Le Directeur général des élections (DGE) peut y avoir accès, mais uniquement en cas de «vérification» et d’«enquête». Pourtant, les dons politiques sont publics, rappelons-le.
«Le gouvernement est ouvert à examiner cette possibilité et cette question pourrait être abordée lors des rencontres du comité consultatif du DGE», a fait savoir le cabinet de la ministre de la Réforme des institutions démocratiques, Rita De Santis.
« Surpris » à la CAQ
Du côté de la Coalition avenir Québec, on se montre «surpris» de constater que les partis ne sont pas déjà obligés de transmettre la liste des solliciteurs au DGE.
«Depuis la création du parti, chaque fois qu’il y a une signature d’un certificat de solliciteur, on envoie une copie au DGE. Je suis surpris d’apprendre que les autres formations politiques ne le font pas. Cette transparence est plus que souhaitable», explique le député caquiste Benoît Charrette, soulignant que son parti sera le premier à transmettre la liste dès que le DGE l’autorisera.

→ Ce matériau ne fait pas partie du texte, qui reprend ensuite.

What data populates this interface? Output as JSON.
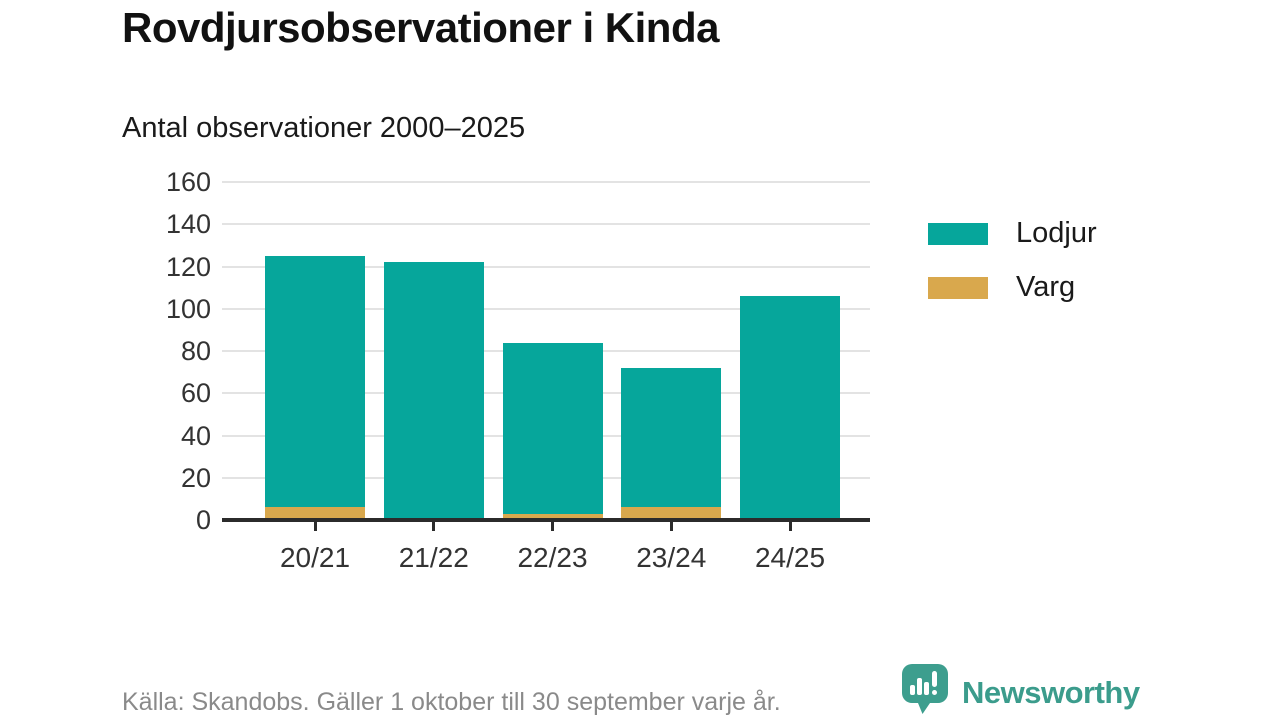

Enfin, le Parti québécois se dit aussi disposé à discuter et à étudier cette proposition avec le DGE. «Lorsque ces discussions seront terminées et que la règle sera la même pour tous, la liste des solliciteurs du Parti québécois sera publique», explique l’attaché de presse Yannick Grégoire.
Aucun parti n’a accepté, pour l’instant, de nous transmettre la liste de ses solliciteurs.